O mercado financeiro espera que o Copom (Comitê de Política Monetária) reduza a Selic em 0,25 ponto percentual, para 14,5% ao ano, na reunião desta quarta-feira (29). A decisão será tomada com três desfalques: as diretorias de Política Econômica e de Organização do Sistema Financeiro estão vagas, e o diretor de Administração, Rodrigo Teixeira, não participa por luto. O presidente Gabriel Galípolo e mais cinco diretores definirão o novo rumo dos juros.
De acordo com economistas ouvidos pela reportagem, o ambiente para a política monetária ficou mais difícil. A inflação corrente piorou, as expectativas se elevaram e o preço do petróleo subiu. Na prática, o ritmo de cortes deve ser mais lento e o ciclo de queda da Selic, mais curto do que o previsto antes da ofensiva dos EUA e Israel contra o Irã.
Fernando Gonçalves, do Itaú Unibanco, afirma que a piora das expectativas de inflação até 2028 reforça a avaliação de que há menos espaço para cortes. O banco revisou a projeção da Selic no fim do ciclo de 12,25% para 13%. O boletim Focus de 27 de março mostrou aumento da expectativa para o IPCA de 2026 pela sétima semana consecutiva, a 4,86%, acima do teto da meta de 4,5%. Para 2027, a estimativa subiu a 4%; para 2028, a 3,61%.
“O mercado coloca nos preços uma visão de que Hormuz não volta à normalidade do pré-guerra”, diz Gonçalves, referindo-se ao estreito por onde passa parte do petróleo mundial. Ele vê sentido no corte de 0,25 ponto devido à valorização do real nas últimas semanas – o dólar tem ficado abaixo de R$ 5. O Fed (banco central dos EUA) deve manter sua taxa em 3,50% a 3,75% nesta “superquarta”.
Solange Srour, do UBS Global Wealth Management, afirma que o BC tem adotado postura “dependente dos dados”. Para ela, a tensão do mercado está na comunicação do Copom. Ela vê risco de aumento da inflação porque a política fiscal brasileira continua expansionista. “Quando você não tem âncora fiscal, o cenário inflacionário é mais provável”, diz. Ela não vê espaço para a Selic cair muito abaixo de 13,5% no fim do ciclo.
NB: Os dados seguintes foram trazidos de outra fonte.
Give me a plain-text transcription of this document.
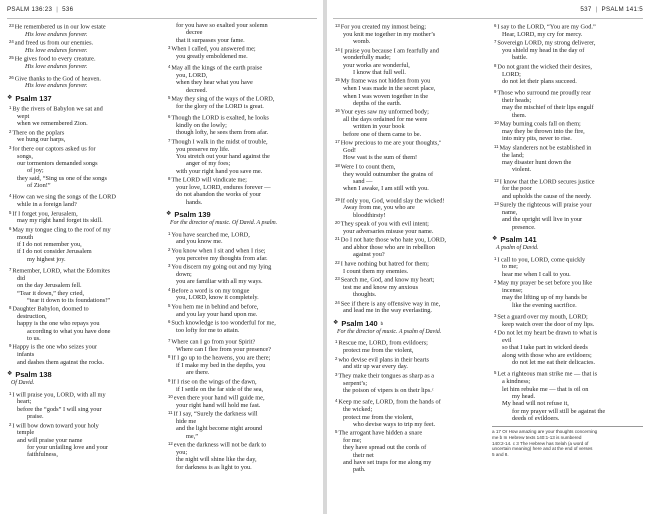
PSALM 136:23 | 536
$^{23}$He remembered us in our low estate
His love endures forever.
$^{24}$and freed us from our enemies.
His love endures forever.
$^{25}$He gives food to every creature.
His love endures forever.
$^{26}$Give thanks to the God of heaven.
His love endures forever.
❖ Psalm 137
$^1$By the rivers of Babylon we sat and
wept
when we remembered Zion.
$^2$There on the poplars
we hung our harps,
$^3$for there our captors asked us for
songs,
our tormentors demanded songs
of joy;
they said, “Sing us one of the songs
of Zion!”
$^4$How can we sing the songs of the LORD
while in a foreign land?
$^5$If I forget you, Jerusalem,
may my right hand forget its skill.
$^6$May my tongue cling to the roof of my
mouth
if I do not remember you,
if I do not consider Jerusalem
my highest joy.
$^7$Remember, LORD, what the Edomites
did
on the day Jerusalem fell.
“Tear it down,” they cried,
“tear it down to its foundations!”
$^8$Daughter Babylon, doomed to
destruction,
happy is the one who repays you
according to what you have done
to us.
$^9$Happy is the one who seizes your
infants
and dashes them against the rocks.
❖ Psalm 138
Of David.
$^1$I will praise you, LORD, with all my
heart;
before the “gods” I will sing your
praise.
$^2$I will bow down toward your holy
temple
and will praise your name
for your unfailing love and your
faithfulness,
for you have so exalted your solemn
decree
that it surpasses your fame.
$^3$When I called, you answered me;
you greatly emboldened me.
$^4$May all the kings of the earth praise
you, LORD,
when they hear what you have
decreed.
$^5$May they sing of the ways of the LORD,
for the glory of the LORD is great.
$^6$Though the LORD is exalted, he looks
kindly on the lowly;
though lofty, he sees them from afar.
$^7$Though I walk in the midst of trouble,
you preserve my life.
You stretch out your hand against the
anger of my foes;
with your right hand you save me.
$^8$The LORD will vindicate me;
your love, LORD, endures forever —
do not abandon the works of your
hands.
❖ Psalm 139
For the director of music. Of David. A psalm.
$^1$You have searched me, LORD,
and you know me.
$^2$You know when I sit and when I rise;
you perceive my thoughts from afar.
$^3$You discern my going out and my lying
down;
you are familiar with all my ways.
$^4$Before a word is on my tongue
you, LORD, know it completely.
$^5$You hem me in behind and before,
and you lay your hand upon me.
$^6$Such knowledge is too wonderful for me,
too lofty for me to attain.
$^7$Where can I go from your Spirit?
Where can I flee from your presence?
$^8$If I go up to the heavens, you are there;
if I make my bed in the depths, you
are there.
$^9$If I rise on the wings of the dawn,
if I settle on the far side of the sea,
$^{10}$even there your hand will guide me,
your right hand will hold me fast.
$^{11}$If I say, “Surely the darkness will
hide me
and the light become night around
me,”
$^{12}$even the darkness will not be dark to
you;
the night will shine like the day,
for darkness is as light to you.
537 | PSALM 141:5
$^{13}$For you created my inmost being;
you knit me together in my mother’s
womb.
$^{14}$I praise you because I am fearfully and
wonderfully made;
your works are wonderful,
I know that full well.
$^{15}$My frame was not hidden from you
when I was made in the secret place,
when I was woven together in the
depths of the earth.
$^{16}$Your eyes saw my unformed body;
all the days ordained for me were
written in your book
before one of them came to be.
$^{17}$How precious to me are your thoughts,ª
God!
How vast is the sum of them!
$^{18}$Were I to count them,
they would outnumber the grains of
sand —
when I awake, I am still with you.
$^{19}$If only you, God, would slay the wicked!
Away from me, you who are
bloodthirsty!
$^{20}$They speak of you with evil intent;
your adversaries misuse your name.
$^{21}$Do I not hate those who hate you, LORD,
and abhor those who are in rebellion
against you?
$^{22}$I have nothing but hatred for them;
I count them my enemies.
$^{23}$Search me, God, and know my heart;
test me and know my anxious
thoughts.
$^{24}$See if there is any offensive way in me,
and lead me in the way everlasting.
❖ Psalm 140 b
For the director of music. A psalm of David.
$^1$Rescue me, LORD, from evildoers;
protect me from the violent,
$^2$who devise evil plans in their hearts
and stir up war every day.
$^3$They make their tongues as sharp as a
serpent’s;
the poison of vipers is on their lips.ᶜ
$^4$Keep me safe, LORD, from the hands of
the wicked;
protect me from the violent,
who devise ways to trip my feet.
$^5$The arrogant have hidden a snare
for me;
they have spread out the cords of
their net
and have set traps for me along my
path.
$^6$I say to the LORD, “You are my God.”
Hear, LORD, my cry for mercy.
$^7$Sovereign LORD, my strong deliverer,
you shield my head in the day of
battle.
$^8$Do not grant the wicked their desires,
LORD;
do not let their plans succeed.
$^9$Those who surround me proudly rear
their heads;
may the mischief of their lips engulf
them.
$^{10}$May burning coals fall on them;
may they be thrown into the fire,
into miry pits, never to rise.
$^{11}$May slanderers not be established in
the land;
may disaster hunt down the
violent.
$^{12}$I know that the LORD secures justice
for the poor
and upholds the cause of the needy.
$^{13}$Surely the righteous will praise your
name,
and the upright will live in your
presence.
❖ Psalm 141
A psalm of David.
$^1$I call to you, LORD, come quickly
to me;
hear me when I call to you.
$^2$May my prayer be set before you like
incense;
may the lifting up of my hands be
like the evening sacrifice.
$^3$Set a guard over my mouth, LORD;
keep watch over the door of my lips.
$^4$Do not let my heart be drawn to what is
evil
so that I take part in wicked deeds
along with those who are evildoers;
do not let me eat their delicacies.
$^5$Let a righteous man strike me — that is
a kindness;
let him rebuke me — that is oil on
my head.
My head will not refuse it,
for my prayer will still be against the
deeds of evildoers.
a 17 Or How amazing are your thoughts concerning
me b In Hebrew texts 140:1-13 is numbered
140:2-14. c 3 The Hebrew has Selah (a word of
uncertain meaning) here and at the end of verses
5 and 8.
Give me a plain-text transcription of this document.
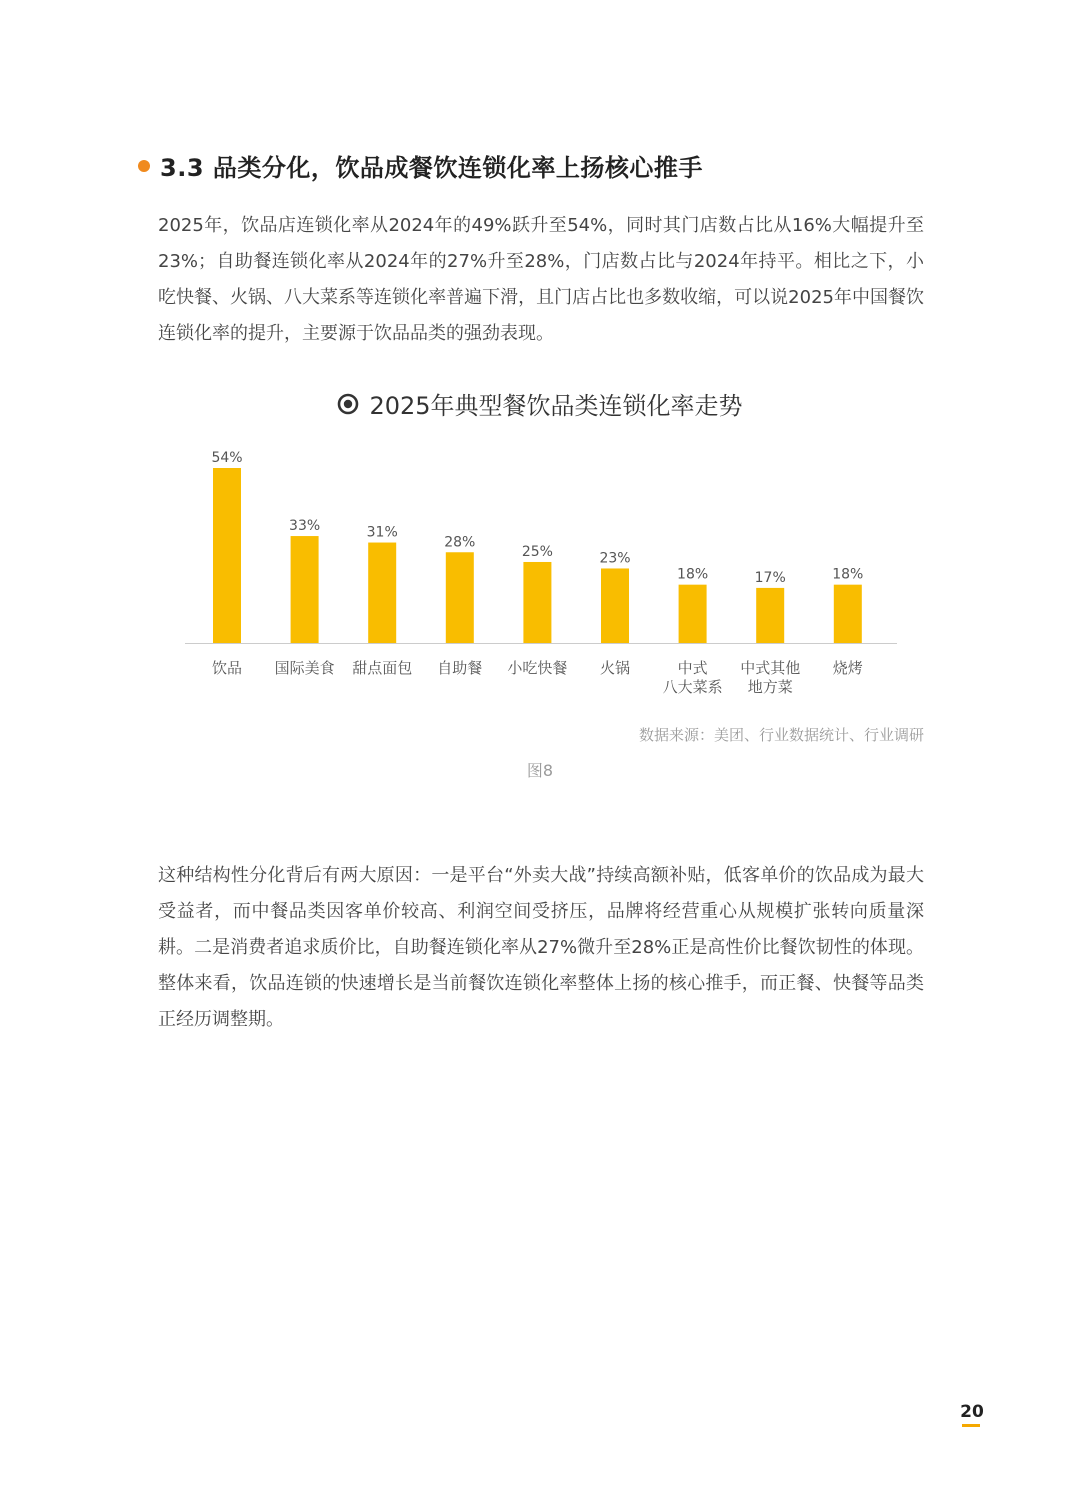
3.3 品类分化，饮品成餐饮连锁化率上扬核心推手

2025年，饮品店连锁化率从2024年的49%跃升至54%，同时其门店数占比从16%大幅提升至23%；自助餐连锁化率从2024年的27%升至28%，门店数占比与2024年持平。相比之下，小吃快餐、火锅、八大菜系等连锁化率普遍下滑，且门店占比也多数收缩，可以说2025年中国餐饮连锁化率的提升，主要源于饮品品类的强劲表现。

2025年典型餐饮品类连锁化率走势
54%
饮品
33%
国际美食
31%
甜点面包
28%
自助餐
25%
小吃快餐
23%
火锅
18%
中式
八大菜系
17%
中式其他
地方菜
18%
烧烤
数据来源：美团、行业数据统计、行业调研
图8

这种结构性分化背后有两大原因：一是平台“外卖大战”持续高额补贴，低客单价的饮品成为最大受益者，而中餐品类因客单价较高、利润空间受挤压，品牌将经营重心从规模扩张转向质量深耕。二是消费者追求质价比，自助餐连锁化率从27%微升至28%正是高性价比餐饮韧性的体现。整体来看，饮品连锁的快速增长是当前餐饮连锁化率整体上扬的核心推手，而正餐、快餐等品类正经历调整期。

20
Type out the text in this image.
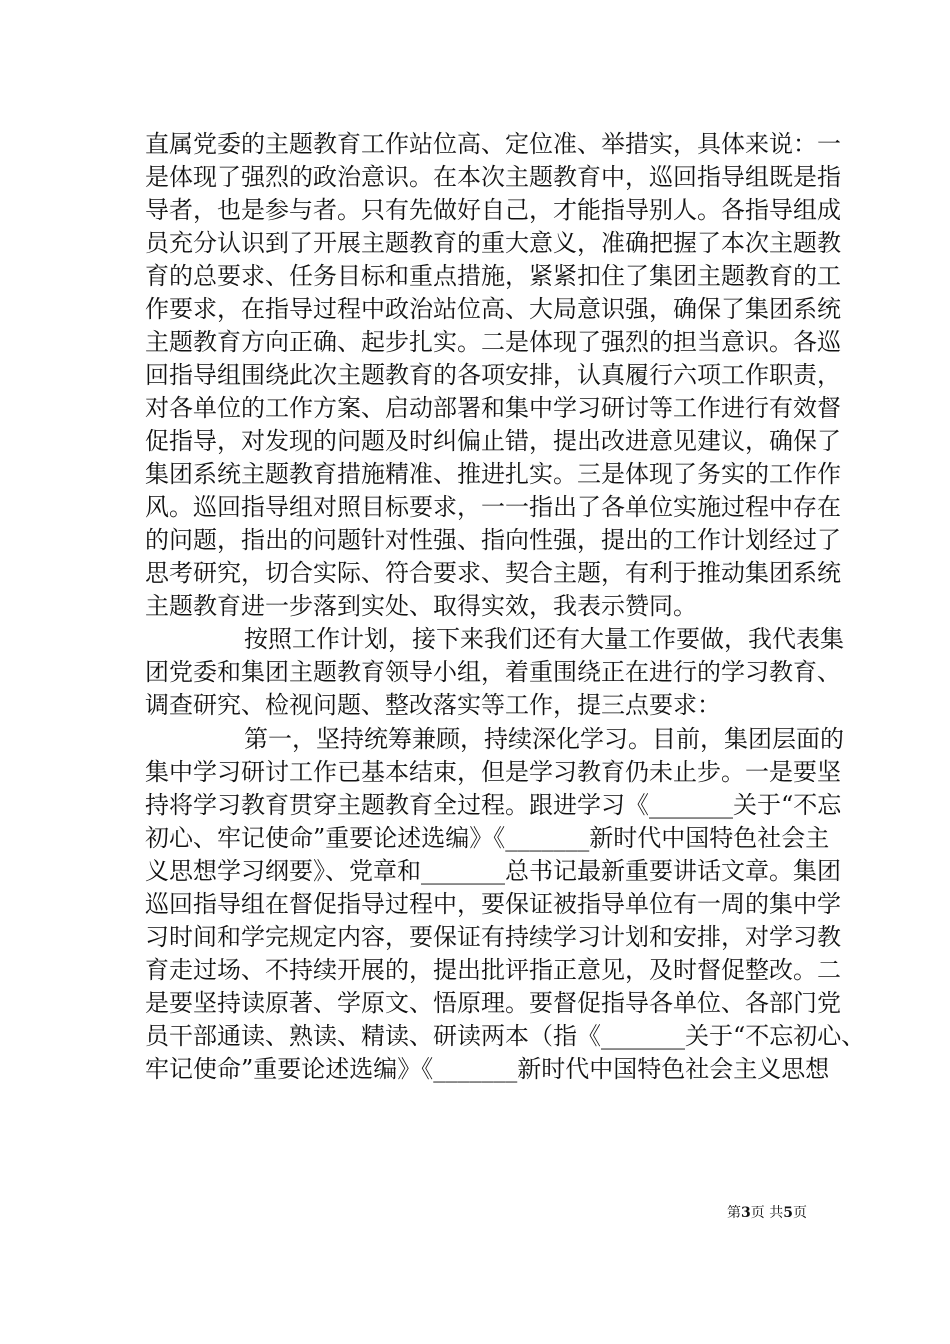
直属党委的主题教育工作站位高、定位准、举措实，具体来说：一
是体现了强烈的政治意识。在本次主题教育中，巡回指导组既是指
导者，也是参与者。只有先做好自己，才能指导别人。各指导组成
员充分认识到了开展主题教育的重大意义，准确把握了本次主题教
育的总要求、任务目标和重点措施，紧紧扣住了集团主题教育的工
作要求，在指导过程中政治站位高、大局意识强，确保了集团系统
主题教育方向正确、起步扎实。二是体现了强烈的担当意识。各巡
回指导组围绕此次主题教育的各项安排，认真履行六项工作职责，
对各单位的工作方案、启动部署和集中学习研讨等工作进行有效督
促指导，对发现的问题及时纠偏止错，提出改进意见建议，确保了
集团系统主题教育措施精准、推进扎实。三是体现了务实的工作作
风。巡回指导组对照目标要求，一一指出了各单位实施过程中存在
的问题，指出的问题针对性强、指向性强，提出的工作计划经过了
思考研究，切合实际、符合要求、契合主题，有利于推动集团系统
主题教育进一步落到实处、取得实效，我表示赞同。
按照工作计划，接下来我们还有大量工作要做，我代表集
团党委和集团主题教育领导小组，着重围绕正在进行的学习教育、
调查研究、检视问题、整改落实等工作，提三点要求：
第一，坚持统筹兼顾，持续深化学习。目前，集团层面的
集中学习研讨工作已基本结束，但是学习教育仍未止步。一是要坚
持将学习教育贯穿主题教育全过程。跟进学习《_______关于“不忘
初心、牢记使命”重要论述选编》《_______新时代中国特色社会主
义思想学习纲要》、党章和_______总书记最新重要讲话文章。集团
巡回指导组在督促指导过程中，要保证被指导单位有一周的集中学
习时间和学完规定内容，要保证有持续学习计划和安排，对学习教
育走过场、不持续开展的，提出批评指正意见，及时督促整改。二
是要坚持读原著、学原文、悟原理。要督促指导各单位、各部门党
员干部通读、熟读、精读、研读两本（指《_______关于“不忘初心、
牢记使命”重要论述选编》《_______新时代中国特色社会主义思想
第3页 共5页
Alexandre Schwartsman, ex-diretor do BC, estima que a Selic termine 2026 ao menos 1 ponto percentual acima do projetado antes da guerra. Uma mudança depende da trajetória do petróleo – o barril Brent fechou terça-feira (28) a US$ 104,82. “Se tiver alívio no preço, o BC arruma espaço para acelerar os cortes. Sem isso, ele vai seguir a toada de 0,25 ponto”, afirma. Para ele, a Selic pode encerrar o ano entre 13% e 13,50%.